EU energy ministers reached an agreement over a bloc-wide gas price cap on December 19 following months of contentious political negotiations. The cap comes into effect from February 15, 2023, for a period of one year and will trigger on two conditions. First, prices on the Dutch TTF’s front-month contract must exceed €180/MWh ($191/MWh) for three days, and second, the TTF front-month price must also be at least €35/MWh ($37/MWh) higher than a reference LNG price for at least three days.
Once triggered, the cap will prevent countries from purchasing front-month to front-year contracts on the TTF that are priced more than €35/MWh ($37/MWh) higher than the reference LNG price for 20 working days.
The price cap of €180/MWh is far lower than the €275/MWh trigger initially suggested by the European Union. The revised measure received support from nearly all EU member states including Germany, which supported the cap after energy ministers agreed to attach the cap trigger to LNG prices.
While the price cap was never aimed at halting the movement of seaborne Russian oil products completely, less than 48 hours after the price cap kicked in more than 20 ships carrying oil products were forced to wait for new insurance clearance by Turkish authorities before being allowed to continue their journeys, underlying the risk of unintended consequences of price caps on global energy markets.
Production disruptions on the rise again as cold snap arrives in Europe
As temperatures have dropped in many parts of Europe since the beginning of December, the number of energy-related production disruptions has been rising again, particularly in metalworking and other energy intensive-industries.
The food-making industry is also seeing production impacts as temperatures throughout the continent continue to drop
With cold air flowing into Europe during the past several weeks, December temperatures so far average 1-5 degrees Celsius colder than normal across much of central and northern Europe. As a result, Europe’s population-weighted heating demand has become anomalously high for December and the highest so far this heating season, with gas storage levels across the EU declining by 7.42% since the beginning of the month. The recent increase in heating demand contrasts with the start of the heating season (late October and November), which featured unusually warm conditions and exceptionally low heating requirements. Hence, temperatures and the impact on winter heating demand have been extremely variable so far this season.
Countries experiencing more than a 10% drop in gas storage levels because of the recent cold snap include Belgium, France, Sweden, and the United Kingdom. These countries remain at risk of power outages later this winter if unusually cold weather returns for a prolonged period
Despite the decline in gas stores, the overall energy outlook for the continent continues to remain bullish thanks in large part due to rising LNG imports which reached a record monthly high of 11.4 million tons by the first week of December.

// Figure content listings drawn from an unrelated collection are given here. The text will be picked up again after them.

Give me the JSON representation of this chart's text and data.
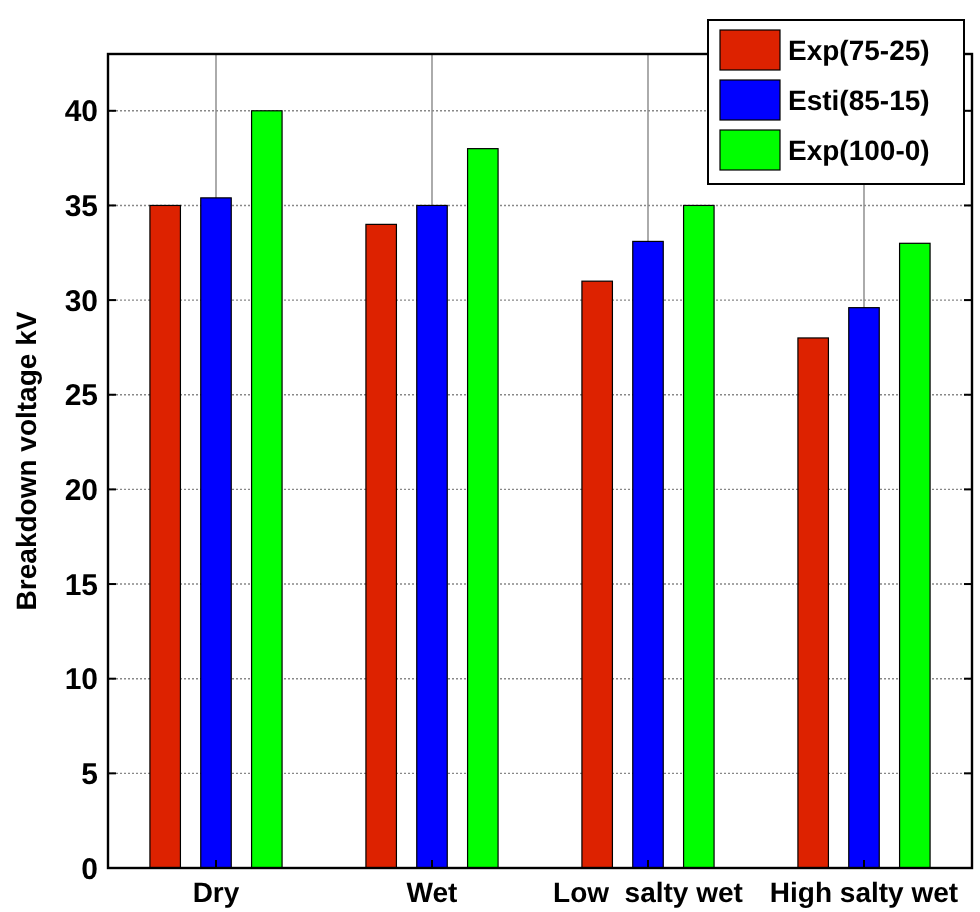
{
  "chart_data": {
    "type": "bar",
    "ylabel": "Breakdown voltage kV",
    "categories": [
      "Dry",
      "Wet",
      "Low  salty wet",
      "High salty wet"
    ],
    "series": [
      {
        "name": "Exp(75-25)",
        "color": "#dd2200",
        "values": [
          35,
          34,
          31,
          28
        ]
      },
      {
        "name": "Esti(85-15)",
        "color": "#0000ff",
        "values": [
          35.4,
          35,
          33.1,
          29.6
        ]
      },
      {
        "name": "Exp(100-0)",
        "color": "#00ff00",
        "values": [
          40,
          38,
          35,
          33
        ]
      }
    ],
    "ylim": [
      0,
      43
    ],
    "yticks": [
      0,
      5,
      10,
      15,
      20,
      25,
      30,
      35,
      40
    ],
    "grid": true,
    "legend": "top right"
  }
}
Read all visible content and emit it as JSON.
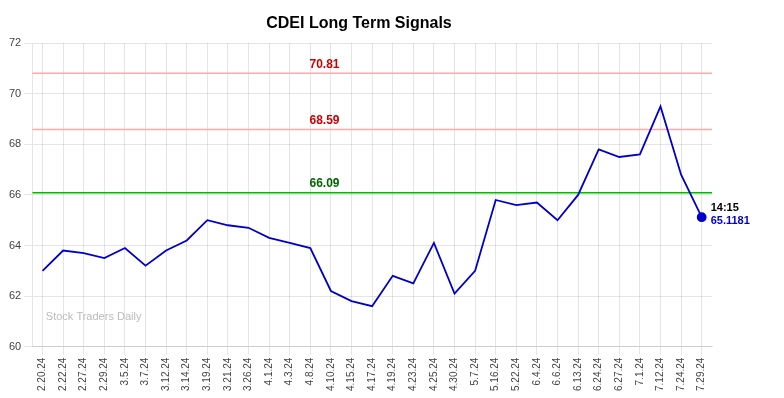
{
  "chart_data": {
    "type": "line",
    "title": "CDEI Long Term Signals",
    "categories": [
      "2.20.24",
      "2.22.24",
      "2.27.24",
      "2.29.24",
      "3.5.24",
      "3.7.24",
      "3.12.24",
      "3.14.24",
      "3.19.24",
      "3.21.24",
      "3.26.24",
      "4.1.24",
      "4.3.24",
      "4.8.24",
      "4.10.24",
      "4.15.24",
      "4.17.24",
      "4.19.24",
      "4.23.24",
      "4.25.24",
      "4.30.24",
      "5.7.24",
      "5.16.24",
      "5.22.24",
      "6.4.24",
      "6.6.24",
      "6.13.24",
      "6.24.24",
      "6.27.24",
      "7.1.24",
      "7.12.24",
      "7.24.24",
      "7.29.24"
    ],
    "values": [
      63.0,
      63.8,
      63.7,
      63.5,
      63.9,
      63.2,
      63.8,
      64.2,
      65.0,
      64.8,
      64.7,
      64.3,
      64.1,
      63.9,
      62.2,
      61.8,
      61.6,
      62.8,
      62.5,
      64.1,
      62.1,
      63.0,
      65.8,
      65.6,
      65.7,
      65.0,
      66.0,
      67.8,
      67.5,
      67.6,
      69.5,
      66.8,
      65.1181
    ],
    "color": "#0000cc",
    "ylim": [
      60,
      72
    ],
    "yticks": [
      60,
      62,
      64,
      66,
      68,
      70,
      72
    ],
    "grid": true,
    "hlines": [
      {
        "value": 70.81,
        "label": "70.81",
        "color": "#ffaaaa",
        "label_color": "#cc0000"
      },
      {
        "value": 68.59,
        "label": "68.59",
        "color": "#ffaaaa",
        "label_color": "#cc0000"
      },
      {
        "value": 66.09,
        "label": "66.09",
        "color": "#00bb00",
        "label_color": "#006600"
      }
    ],
    "annotations": [
      {
        "text": "14:15",
        "color": "#000000"
      },
      {
        "text": "65.1181",
        "color": "#0000cc"
      }
    ],
    "watermark": "Stock Traders Daily"
  }
}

LNG supplies to the continent are also expected to receive a boost after Germany opened the country’s first floating storage and regasification terminal for LNG in Wilhelmshaven on December 15.

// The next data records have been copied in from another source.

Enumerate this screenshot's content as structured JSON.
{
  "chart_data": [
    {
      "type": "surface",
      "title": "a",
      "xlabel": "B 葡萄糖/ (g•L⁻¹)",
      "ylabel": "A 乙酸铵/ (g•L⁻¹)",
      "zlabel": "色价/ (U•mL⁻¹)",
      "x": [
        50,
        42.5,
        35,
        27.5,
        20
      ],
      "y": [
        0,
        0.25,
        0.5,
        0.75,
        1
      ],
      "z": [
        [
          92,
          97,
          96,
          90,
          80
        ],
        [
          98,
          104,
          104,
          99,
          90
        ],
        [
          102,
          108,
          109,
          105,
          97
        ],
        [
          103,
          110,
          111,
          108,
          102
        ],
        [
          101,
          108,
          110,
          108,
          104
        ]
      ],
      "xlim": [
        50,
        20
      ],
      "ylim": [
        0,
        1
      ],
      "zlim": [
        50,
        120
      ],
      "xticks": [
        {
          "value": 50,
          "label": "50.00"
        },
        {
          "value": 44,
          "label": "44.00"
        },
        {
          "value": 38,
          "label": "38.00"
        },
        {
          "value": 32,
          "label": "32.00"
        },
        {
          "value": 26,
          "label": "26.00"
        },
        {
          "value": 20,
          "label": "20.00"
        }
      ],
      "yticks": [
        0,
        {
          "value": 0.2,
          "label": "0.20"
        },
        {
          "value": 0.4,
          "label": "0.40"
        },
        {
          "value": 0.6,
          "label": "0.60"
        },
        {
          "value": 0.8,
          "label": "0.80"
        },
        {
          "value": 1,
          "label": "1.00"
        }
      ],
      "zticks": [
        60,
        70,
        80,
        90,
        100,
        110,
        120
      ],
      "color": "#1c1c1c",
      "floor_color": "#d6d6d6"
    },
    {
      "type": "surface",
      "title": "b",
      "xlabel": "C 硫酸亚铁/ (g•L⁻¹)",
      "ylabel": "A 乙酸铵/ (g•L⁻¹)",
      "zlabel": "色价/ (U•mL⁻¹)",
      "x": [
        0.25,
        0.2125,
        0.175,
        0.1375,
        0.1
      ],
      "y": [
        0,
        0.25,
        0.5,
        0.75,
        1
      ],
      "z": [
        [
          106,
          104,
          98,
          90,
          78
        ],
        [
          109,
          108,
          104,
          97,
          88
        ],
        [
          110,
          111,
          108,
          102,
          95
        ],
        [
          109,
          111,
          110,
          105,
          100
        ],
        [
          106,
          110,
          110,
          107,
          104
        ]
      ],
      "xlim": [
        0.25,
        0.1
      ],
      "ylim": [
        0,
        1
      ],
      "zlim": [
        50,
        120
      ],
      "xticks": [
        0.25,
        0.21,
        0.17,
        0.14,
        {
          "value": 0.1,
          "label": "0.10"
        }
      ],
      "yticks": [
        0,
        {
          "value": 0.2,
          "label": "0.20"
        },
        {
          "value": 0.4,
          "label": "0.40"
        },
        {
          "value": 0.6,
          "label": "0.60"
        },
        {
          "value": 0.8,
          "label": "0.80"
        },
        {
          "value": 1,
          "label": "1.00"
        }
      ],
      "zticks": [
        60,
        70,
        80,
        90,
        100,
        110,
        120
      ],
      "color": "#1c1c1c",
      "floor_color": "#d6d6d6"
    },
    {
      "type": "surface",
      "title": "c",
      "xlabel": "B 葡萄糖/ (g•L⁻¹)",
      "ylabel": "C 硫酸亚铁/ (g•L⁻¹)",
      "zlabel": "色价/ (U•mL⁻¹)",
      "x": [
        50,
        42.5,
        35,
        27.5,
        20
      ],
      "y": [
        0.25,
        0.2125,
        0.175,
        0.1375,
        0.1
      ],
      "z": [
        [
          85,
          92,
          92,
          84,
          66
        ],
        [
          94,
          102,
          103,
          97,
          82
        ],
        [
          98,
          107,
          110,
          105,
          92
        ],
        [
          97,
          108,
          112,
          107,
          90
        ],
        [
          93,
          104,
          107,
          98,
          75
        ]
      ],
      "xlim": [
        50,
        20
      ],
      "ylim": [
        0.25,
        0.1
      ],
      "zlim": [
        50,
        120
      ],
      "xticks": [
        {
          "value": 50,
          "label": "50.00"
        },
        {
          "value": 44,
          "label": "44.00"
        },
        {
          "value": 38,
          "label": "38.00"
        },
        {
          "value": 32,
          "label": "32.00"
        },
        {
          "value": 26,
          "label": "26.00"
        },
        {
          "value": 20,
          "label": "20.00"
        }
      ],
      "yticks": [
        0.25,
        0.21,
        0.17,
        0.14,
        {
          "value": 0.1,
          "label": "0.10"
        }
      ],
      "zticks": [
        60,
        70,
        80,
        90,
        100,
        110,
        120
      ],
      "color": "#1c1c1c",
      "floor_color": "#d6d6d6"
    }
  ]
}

Meanwhile, the energy situation in France is also set to improve as three of the country’s nuclear reactors have begun ramping up output following maintenance repairs. Pressure on gas storage levels should also ease in the short term due to a forecasted increase in wind power generation as well as milder winter temperatures heading into the Christmas week.
European energy supplies will begin to drop in the coming weeks as the heating season continues. The continent’s ability to make it through the winter season without gas rationing remains largely dependent on the winter weather as well as the ability of EU countries to achieve vital energy savings targets.
The recent cold in December has caused snow cover to expand across northern Europe and the Alps within the colder pattern to the north. For this time of season, the snow extent is near normal, with the highest snow depths in the Alps, Scandinavia, and the Baltic Countries.
In terms of the temperature outlook, the more anomalous cold will ease as temperatures become more variable across Europe through the Christmas and New Year’s holiday weekends. Thus, the recent spike in heating demand and energy consumption will be coming to an end.
When averaging out temperatures during the next 15 days, readings will be slightly warmer than normal across central and southern Europe. We do not see any signs for major cold or additional heating demand spikes returning to Europe over the next several weeks.